Short Rides

By: Lorelei James

A murder/suicide.

In Sundance, Wyoming.

It was one of the worst scenes Deputy Cam McKay had dealt with. And he’d seen a lot of horrific things over the years. He’d served several rotations in Iraq and witnessed the aftermath of suicide bombers. He’d seen animals used as vessels to hold bombs. He’d been in a caravan that’d hit a string of IEDs, resulting in death and dismemberment of his fellow soldiers. He hadn’t come away from war unscathed—he’d lost most of his left leg, part of his hand, and bore scars, both visible and invisible.

During his time as deputy in Crook County, he’d dealt with deadly car accidents, including a fatality involving his cousin, Luke McKay. He’d broken up domestic disputes where one or both of the parties were drunk, armed, angry, and bleeding. He’d stumbled across a wild horse slaughter.

But this? It was beyond sickening.

The hysterical 911 call from the neighbor who’d discovered the bodies hadn’t prepared him at all for what he’d found at the crime scene.

His stomach roiled as his brain flashed back to the carnage and he fought the urge to throw up.

Again.

But Cam hadn’t been alone in his reaction. Sheriff Shortbull had stumbled outside and heaved over the juniper hedge after his glimpse at the dead couple.

A murder/suicide.

In Sundance, Wyoming.

Happy Valentine’s Day.

Maybe it seemed worse because Cam knew the couple. He’d graduated from high school with Jeff Wingate. Cam couldn’t fathom how the mild-mannered insurance salesman could carry out such brutality, especially to his wife. And Angela hadn’t fought back. She’d literally lay down and died.

What a fucking waste.

What a fucking mess.

There’d been no indication of domestic issues. No 911 phone calls in the last year. No history of violence. He’d seen them eating in Dewey’s Delish Dish two weeks ago. They’d acted… happy.

Because the crime scene was beyond their small county’s investigative expertise, they’d had to call in the DCI from Cheyenne. Which meant waiting for the crew to arrive. But neither Cam nor Sheriff Shortbull could stomach waiting inside the house where the bloodbath had occurred.

So they stood outside in the frigid February weather, taking turns warming up in their patrol cars. He and the sheriff were too disturbed to slide into their usual defense mechanism, cracking jokes—which was how most law enforcement officers handled unpleasant aspects of the job—trying to find any bit of humor to escape the horror of the gruesome scene.

About two hours into the wait for the experts to arrive, a Ford Explorer inched up the driveway and parked.

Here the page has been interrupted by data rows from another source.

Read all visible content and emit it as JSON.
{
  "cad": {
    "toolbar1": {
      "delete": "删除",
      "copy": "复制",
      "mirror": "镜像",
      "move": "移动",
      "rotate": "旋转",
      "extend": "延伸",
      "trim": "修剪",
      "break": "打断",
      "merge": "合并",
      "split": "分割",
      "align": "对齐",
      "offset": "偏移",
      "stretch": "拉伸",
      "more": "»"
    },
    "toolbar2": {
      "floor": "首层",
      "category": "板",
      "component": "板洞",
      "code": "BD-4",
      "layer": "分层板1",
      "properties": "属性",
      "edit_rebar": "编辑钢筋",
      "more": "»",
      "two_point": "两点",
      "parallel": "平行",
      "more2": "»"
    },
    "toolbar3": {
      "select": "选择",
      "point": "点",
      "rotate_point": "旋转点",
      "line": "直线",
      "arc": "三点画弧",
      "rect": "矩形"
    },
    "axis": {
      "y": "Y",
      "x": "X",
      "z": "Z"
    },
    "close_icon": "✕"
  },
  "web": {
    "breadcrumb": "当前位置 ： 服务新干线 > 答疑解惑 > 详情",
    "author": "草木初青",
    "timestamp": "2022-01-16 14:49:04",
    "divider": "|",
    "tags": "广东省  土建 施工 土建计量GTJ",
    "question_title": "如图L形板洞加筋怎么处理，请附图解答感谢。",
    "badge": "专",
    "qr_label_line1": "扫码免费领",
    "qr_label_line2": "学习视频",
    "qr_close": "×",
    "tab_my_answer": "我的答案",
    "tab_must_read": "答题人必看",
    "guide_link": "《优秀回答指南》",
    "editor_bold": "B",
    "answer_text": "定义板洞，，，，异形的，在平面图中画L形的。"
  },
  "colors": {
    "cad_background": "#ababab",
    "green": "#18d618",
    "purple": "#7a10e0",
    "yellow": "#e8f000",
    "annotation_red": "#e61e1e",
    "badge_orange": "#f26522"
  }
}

Cam intercepted Angela’s parents, Jim and Teresa Swensen, after they’d exited their car; the sheriff blocked access to the house.

Jim tried to sidestep Cam, while Angela’s mother cowered behind her husband like a broken shadow. Cam braced himself, trying to imagine how he’d feel if it were one of his kids behind that door. But he couldn’t fathom that level of grief. Couldn’t imagine facing that horror.

Jim asked, “Is it true? What Becca saw inside the house?”

Damn gossipmonger. “What did she tell you?” Cam asked evenly.

“Becca said she saw them both. Dead.” His wild eyes turned accusatory. “Did the sheriff’s office intend to notify us?”

“Not until we’d dealt with some of the preliminary issues.”

Cam hadn’t expected this grisly situation would be kept under wraps for long, not in a town this size, especially since both Angela and Jeff and their families were well liked within the community.

“Our Angela. She’s really in there,” Jim half-whispered.

“Yes, sir. I’m sorry.”

“She’s… dead.”

“Yes, sir, she is. I’m sorry.”

“We need to see her.”

The image of her bullet-riddled body jumped into Cam’s head, unbidden. “You can’t. It’s a crime scene.” And no parent should ever witness such an atrocity done to their child.

“Jeff killed her?”

“It appears so.”

Jim’s eyes hardened. “Did he attack her? Did she fight back?”

“We’re waiting for the DCI folks to arrive and help us sort out what happened.”